You don’t want to start ML training on customer churn probability and push this into your Snowflake CSR app on poor-quality data. Not only is it expensive to run Snowpark models, but mistakes could lead to business consequences and loss. Thus, while building your pipeline on top of Snowpark, you first want to include a data quality stage.
However, one of the problems working with data products is that their components contain vast competence areas, from defining data products to governance and ownership pieces to SLO/SLI and technical implementation. The primary user of DataOps.live is typically a data engineer or DataOps developer responsible for transforming and creating the technical metadata part of the data product and ensuring consistency.
At the same time, while it's possible to manage all ten data product characteristics, it requires significant competence from a data engineer. Data engineers usually need an extra communication level with data quality engineers to understand the data quality rules—and human communication is often a slow, inefficient, and error-prone process.
However, with DQ Labs, there is another way of managing data quality: DQ rules based on semantics, aka data classes. DQLabs is an automated, no-code, MODERN DATA QUALITY platform that delivers reliable and accurate data for better business outcomes.

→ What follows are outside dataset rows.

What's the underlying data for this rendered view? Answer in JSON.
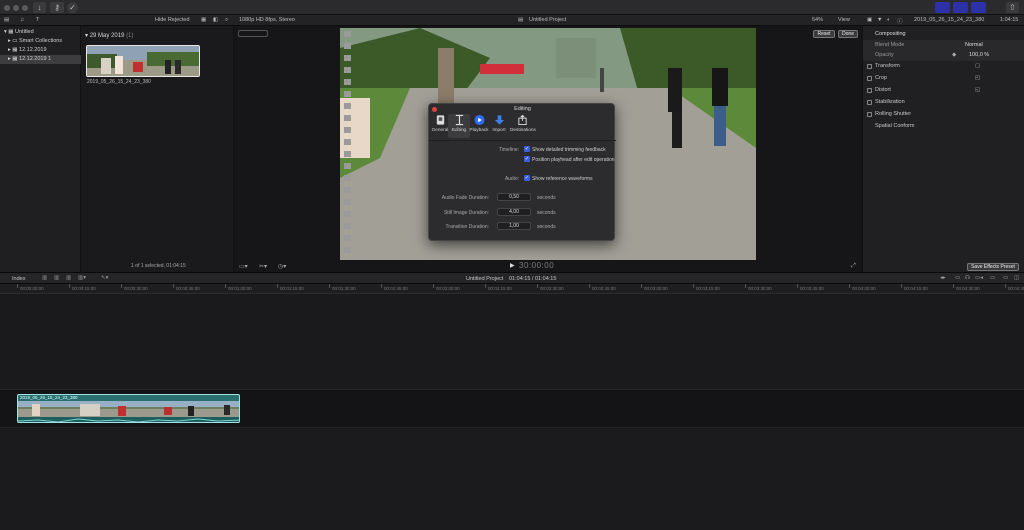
{
  "browser": {
    "hide_rejected": "Hide Rejected",
    "date_header": "29 May 2019",
    "date_count": "(1)",
    "clip_name": "2019_05_26_15_24_23_380",
    "status": "1 of 1 selected, 01:04:15"
  },
  "library": {
    "items": [
      {
        "label": "Untitled"
      },
      {
        "label": "Smart Collections"
      },
      {
        "label": "12.12.2019"
      },
      {
        "label": "12.12.2019 1"
      }
    ]
  },
  "viewer": {
    "format": "1080p HD 8fps, Stereo",
    "project_title": "Untitled Project",
    "zoom": "54%",
    "view_label": "View",
    "timecode": "30:00:00"
  },
  "inspector": {
    "clip_name": "2019_05_26_15_24_23_380",
    "duration": "1:04:15",
    "reset": "Reset",
    "done": "Done",
    "compositing": "Compositing",
    "blend_mode_label": "Blend Mode",
    "blend_mode_value": "Normal",
    "opacity_label": "Opacity",
    "opacity_value": "100,0 %",
    "rows": [
      {
        "label": "Transform"
      },
      {
        "label": "Crop"
      },
      {
        "label": "Distort"
      },
      {
        "label": "Stabilization"
      },
      {
        "label": "Rolling Shutter"
      },
      {
        "label": "Spatial Conform"
      }
    ],
    "save_preset": "Save Effects Preset"
  },
  "timeline": {
    "index_label": "Index",
    "project_name": "Untitled Project",
    "duration": "01:04:15 / 01:04:15",
    "ruler_ticks": [
      "00:00:00:00",
      "00:00:15:00",
      "00:00:30:00",
      "00:00:45:00",
      "00:01:00:00",
      "00:01:15:00",
      "00:01:30:00",
      "00:01:45:00",
      "00:02:00:00",
      "00:02:15:00",
      "00:02:30:00",
      "00:02:45:00",
      "00:03:00:00",
      "00:03:15:00",
      "00:03:30:00",
      "00:03:45:00",
      "00:04:00:00",
      "00:04:15:00",
      "00:04:30:00",
      "00:04:45:00"
    ],
    "clip_label": "2019_05_26_15_24_23_380"
  },
  "prefs": {
    "title": "Editing",
    "tabs": [
      {
        "label": "General",
        "icon": "switch-icon"
      },
      {
        "label": "Editing",
        "icon": "editing-icon"
      },
      {
        "label": "Playback",
        "icon": "play-icon"
      },
      {
        "label": "Import",
        "icon": "import-icon"
      },
      {
        "label": "Destinations",
        "icon": "share-icon"
      }
    ],
    "timeline_label": "Timeline:",
    "opt1": "Show detailed trimming feedback",
    "opt2": "Position playhead after edit operation",
    "audio_label": "Audio:",
    "opt3": "Show reference waveforms",
    "audio_fade_label": "Audio Fade Duration:",
    "audio_fade_value": "0,50",
    "still_label": "Still Image Duration:",
    "still_value": "4,00",
    "transition_label": "Transition Duration:",
    "transition_value": "1,00",
    "seconds": "seconds"
  },
  "colors": {
    "accent": "#3b5de0",
    "clip_border": "#9fe3e3",
    "clip_fill": "#2a7070"
  }
}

DQLabs offer cutting-edge automation across data observability, data quality measures, and remediation powered by semantic discovery to deliver “fit-for-purpose” data for consumption across reporting and analytics.
With AI-based semantic classification and MLOps, DQLabs builds scalable, optimized ML workflows with superior price/performance and near-zero maintenance for anomaly detection, root cause analysis, no-code quality, observability checks, and identifying business terms. DQLabs increases trust in the validity and accuracy of the data by discovering out-of-the-box 250+ observability and quality metrics, automating deep column profiling checks, matching business terms with data assets using data classes, and documenting lineage down to the column level, and providing impact and root cause analysis for immediate resolution.
Now, instead of learning data quality rule structure, data governance policies, and principles around data quality, the data engineer can describe something they already know—data classes they’re working on that are essential to this data product. DataOps.live, in turn, sends DQLabs information on which data products need to be added to the monitoring and quality scope and which data classes to monitor.
This way, we simplify the responsibility of the data engineer to let them focus on preparing, transforming, and testing data and leave data quality to the data steward. On the other hand, the data engineer pushes the delivered data products to the data quality layer and, through a loosely coupled semantic layer, makes it possible for the data steward to post-factum monitor and optimize data product quality.
Of course, more advanced data engineers can still describe their own SLO and SLI structure. Still, instead of using an external DQ rule ID, we can use the SLO as data classes/terms grouping into the correct categories that need to be observed. The DataOps.live data product definition allows the definition of SLO and respective SLI (as DQLabs KPIs/Terms), delivered to the data quality and observability layer in DQLabs via pipeline orchestration.
In the data products engine, it’s possible to make decisions based on achieving the SLO. For example, suppose your source data product is not reaching the quality thresholds in the latest refresh. In that case, we may want to skip the refresh and run on the previous data version while the data quality team resolves data quality issues.
Adoption of all practices also heavily depends on simplicity of use. We want to improve such an essential activity as data quality. Quality and testing are critical activities in the pipeline. The DQLabs and DataOps.live collaboration makes it simple for data engineers and stewards to ensure data product quality.